Heldman blushed. “I realize he can be an obnoxious ass. But you’ve got to understand that he stepped into a situation he wasn’t equipped to deal with—a situation very few people could deal with. Kirsty’s life has a pattern to it that predates Jay—a pattern that has slowly solidified into something like a fate. Events have conspired to make her believe that no matter what she does, she is bound to end as her mother did—crazy or a suicide.

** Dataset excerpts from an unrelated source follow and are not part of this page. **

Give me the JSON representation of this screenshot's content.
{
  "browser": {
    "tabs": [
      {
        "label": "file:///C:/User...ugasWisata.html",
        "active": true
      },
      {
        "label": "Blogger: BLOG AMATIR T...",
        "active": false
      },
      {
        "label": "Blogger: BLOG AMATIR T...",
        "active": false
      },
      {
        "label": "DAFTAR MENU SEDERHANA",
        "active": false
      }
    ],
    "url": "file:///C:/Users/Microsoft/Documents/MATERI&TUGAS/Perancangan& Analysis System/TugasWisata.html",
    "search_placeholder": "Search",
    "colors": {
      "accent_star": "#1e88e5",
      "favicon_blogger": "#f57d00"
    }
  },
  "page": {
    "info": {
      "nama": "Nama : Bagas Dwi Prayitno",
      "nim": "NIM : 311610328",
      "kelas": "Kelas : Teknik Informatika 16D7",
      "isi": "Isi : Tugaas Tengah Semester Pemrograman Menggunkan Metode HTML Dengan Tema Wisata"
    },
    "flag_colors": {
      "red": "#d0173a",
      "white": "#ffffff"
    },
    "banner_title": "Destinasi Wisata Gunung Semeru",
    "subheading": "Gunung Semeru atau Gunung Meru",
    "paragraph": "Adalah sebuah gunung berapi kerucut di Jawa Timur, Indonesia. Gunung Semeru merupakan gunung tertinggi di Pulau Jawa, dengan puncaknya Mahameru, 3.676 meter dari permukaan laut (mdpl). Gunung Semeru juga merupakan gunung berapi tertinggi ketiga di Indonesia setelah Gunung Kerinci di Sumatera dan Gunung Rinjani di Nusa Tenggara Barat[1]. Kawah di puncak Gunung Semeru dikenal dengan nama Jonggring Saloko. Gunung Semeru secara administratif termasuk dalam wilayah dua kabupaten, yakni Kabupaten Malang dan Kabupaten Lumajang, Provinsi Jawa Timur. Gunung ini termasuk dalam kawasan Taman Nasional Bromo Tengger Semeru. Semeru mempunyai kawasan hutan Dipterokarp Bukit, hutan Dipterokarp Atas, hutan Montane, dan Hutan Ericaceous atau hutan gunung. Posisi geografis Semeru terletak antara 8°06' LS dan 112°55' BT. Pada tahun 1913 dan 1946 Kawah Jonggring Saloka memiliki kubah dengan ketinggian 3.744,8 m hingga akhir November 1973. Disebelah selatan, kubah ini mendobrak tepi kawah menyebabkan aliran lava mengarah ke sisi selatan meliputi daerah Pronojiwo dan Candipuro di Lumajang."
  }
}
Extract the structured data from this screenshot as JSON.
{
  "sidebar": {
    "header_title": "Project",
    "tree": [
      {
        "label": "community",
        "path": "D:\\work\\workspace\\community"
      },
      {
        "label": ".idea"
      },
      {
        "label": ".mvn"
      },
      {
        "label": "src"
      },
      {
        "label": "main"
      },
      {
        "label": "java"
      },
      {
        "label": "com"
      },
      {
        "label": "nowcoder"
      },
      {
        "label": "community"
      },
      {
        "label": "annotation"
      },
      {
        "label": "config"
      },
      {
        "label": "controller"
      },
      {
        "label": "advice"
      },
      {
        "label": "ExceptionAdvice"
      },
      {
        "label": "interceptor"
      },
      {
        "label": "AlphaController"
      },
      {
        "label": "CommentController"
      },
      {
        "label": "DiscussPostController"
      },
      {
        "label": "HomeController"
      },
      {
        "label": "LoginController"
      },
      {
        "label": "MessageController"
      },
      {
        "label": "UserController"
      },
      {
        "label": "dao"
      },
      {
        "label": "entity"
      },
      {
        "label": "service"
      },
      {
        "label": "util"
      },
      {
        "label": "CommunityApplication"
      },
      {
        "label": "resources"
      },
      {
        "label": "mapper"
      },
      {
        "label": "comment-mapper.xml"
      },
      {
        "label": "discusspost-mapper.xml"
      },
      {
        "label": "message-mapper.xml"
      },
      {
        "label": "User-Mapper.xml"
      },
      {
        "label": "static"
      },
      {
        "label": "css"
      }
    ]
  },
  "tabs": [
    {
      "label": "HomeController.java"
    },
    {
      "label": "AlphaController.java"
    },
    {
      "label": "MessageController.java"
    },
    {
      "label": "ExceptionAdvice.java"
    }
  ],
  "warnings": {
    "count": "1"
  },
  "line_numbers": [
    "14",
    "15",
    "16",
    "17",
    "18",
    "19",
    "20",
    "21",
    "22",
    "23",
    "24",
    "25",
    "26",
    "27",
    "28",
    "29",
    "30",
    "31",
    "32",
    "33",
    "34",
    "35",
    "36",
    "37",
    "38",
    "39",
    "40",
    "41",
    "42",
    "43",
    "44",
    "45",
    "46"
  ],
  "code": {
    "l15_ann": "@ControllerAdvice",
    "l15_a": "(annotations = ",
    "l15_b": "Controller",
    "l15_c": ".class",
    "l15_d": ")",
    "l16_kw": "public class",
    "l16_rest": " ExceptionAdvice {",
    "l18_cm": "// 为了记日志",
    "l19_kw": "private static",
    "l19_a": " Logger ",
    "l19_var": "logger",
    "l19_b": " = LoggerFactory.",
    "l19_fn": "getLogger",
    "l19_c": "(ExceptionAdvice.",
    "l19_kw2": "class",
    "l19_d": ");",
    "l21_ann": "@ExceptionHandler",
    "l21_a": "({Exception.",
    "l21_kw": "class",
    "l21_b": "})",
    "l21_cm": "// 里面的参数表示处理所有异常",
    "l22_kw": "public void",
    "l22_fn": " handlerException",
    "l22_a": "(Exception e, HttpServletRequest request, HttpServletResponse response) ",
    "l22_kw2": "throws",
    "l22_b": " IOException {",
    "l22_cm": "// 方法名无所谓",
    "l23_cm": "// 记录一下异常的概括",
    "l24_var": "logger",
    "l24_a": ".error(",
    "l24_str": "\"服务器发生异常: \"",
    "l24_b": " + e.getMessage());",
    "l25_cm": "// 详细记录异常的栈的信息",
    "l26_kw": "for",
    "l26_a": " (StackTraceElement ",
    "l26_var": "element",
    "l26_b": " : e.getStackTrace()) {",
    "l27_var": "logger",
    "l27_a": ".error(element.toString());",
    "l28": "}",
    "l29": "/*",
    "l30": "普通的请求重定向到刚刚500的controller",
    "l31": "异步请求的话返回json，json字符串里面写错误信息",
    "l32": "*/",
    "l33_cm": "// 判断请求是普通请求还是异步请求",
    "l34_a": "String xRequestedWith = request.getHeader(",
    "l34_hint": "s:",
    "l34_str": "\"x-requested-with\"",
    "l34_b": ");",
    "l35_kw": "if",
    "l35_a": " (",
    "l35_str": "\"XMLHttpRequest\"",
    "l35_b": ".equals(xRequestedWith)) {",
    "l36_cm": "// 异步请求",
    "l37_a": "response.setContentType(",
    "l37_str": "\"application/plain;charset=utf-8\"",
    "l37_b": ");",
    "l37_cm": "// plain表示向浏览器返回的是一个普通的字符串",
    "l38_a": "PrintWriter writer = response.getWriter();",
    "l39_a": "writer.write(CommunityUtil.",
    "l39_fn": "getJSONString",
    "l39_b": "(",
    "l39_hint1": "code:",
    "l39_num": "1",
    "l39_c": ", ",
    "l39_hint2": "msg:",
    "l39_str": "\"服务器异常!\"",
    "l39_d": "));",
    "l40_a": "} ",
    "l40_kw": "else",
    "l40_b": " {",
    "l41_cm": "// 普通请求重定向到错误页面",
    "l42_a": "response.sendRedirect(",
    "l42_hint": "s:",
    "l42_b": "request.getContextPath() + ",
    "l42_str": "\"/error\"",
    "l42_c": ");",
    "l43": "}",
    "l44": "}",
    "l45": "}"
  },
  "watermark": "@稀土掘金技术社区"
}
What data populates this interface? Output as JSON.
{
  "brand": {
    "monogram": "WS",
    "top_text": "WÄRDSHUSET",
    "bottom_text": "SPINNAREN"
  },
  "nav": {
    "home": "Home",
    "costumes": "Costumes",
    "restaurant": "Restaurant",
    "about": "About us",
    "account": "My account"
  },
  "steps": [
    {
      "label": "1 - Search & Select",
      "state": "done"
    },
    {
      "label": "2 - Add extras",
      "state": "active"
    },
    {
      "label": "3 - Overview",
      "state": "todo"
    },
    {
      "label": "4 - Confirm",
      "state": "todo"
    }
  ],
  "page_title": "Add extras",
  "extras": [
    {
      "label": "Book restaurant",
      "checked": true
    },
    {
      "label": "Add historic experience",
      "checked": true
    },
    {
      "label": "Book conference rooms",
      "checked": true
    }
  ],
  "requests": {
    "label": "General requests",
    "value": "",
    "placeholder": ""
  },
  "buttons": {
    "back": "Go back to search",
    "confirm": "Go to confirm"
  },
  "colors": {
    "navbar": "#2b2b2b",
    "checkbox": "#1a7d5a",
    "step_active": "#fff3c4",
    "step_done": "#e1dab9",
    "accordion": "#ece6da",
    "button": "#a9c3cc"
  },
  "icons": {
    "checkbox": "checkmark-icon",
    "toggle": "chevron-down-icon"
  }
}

Her brother has apparently done a lot to reinforce that belief by constantly obsessing about the mother’s death. And of course, so has her father, whose overprotectiveness kept Kirsty a child in many ways. But the point is—so has Kirsty herself.
“For years now, consciously or unconsciously, she has been making choices that will lead her in the direction of suicide. The Stein thing is just one more instance. The fact that she’s infatuated with Jay is beside the point. In a way, Kirsty understands that herself. Deep down she’s chosen Jay Stein precisely because she knows he will reject her.”
“It’s a theory,” I said.
The man gave me a rueful look. “You don’t believe me?”
“I believe the girl is deeply troubled, but I think it’s a bit too damn enlightened to blame Kirsten for Jay Stein’s callousness. Or to dismiss a need for affection as a death wish.”
Heldman blushed. For a second I thought he was going to get pissy, but he surprised me. “I didn’t mean for it to sound that way. All I meant to say is that Kirsty honestly believes we are trapped by our pasts. Our childhood pasts. And no one gets a second chance at childhood.”
He wanted it to sound profoundly sad. It only sounded sadly adolescent to me. But most literature professors I’d known developed that same lump in their throats when they spoke of life’s inequities—kind of like narrators in PBS documentaries.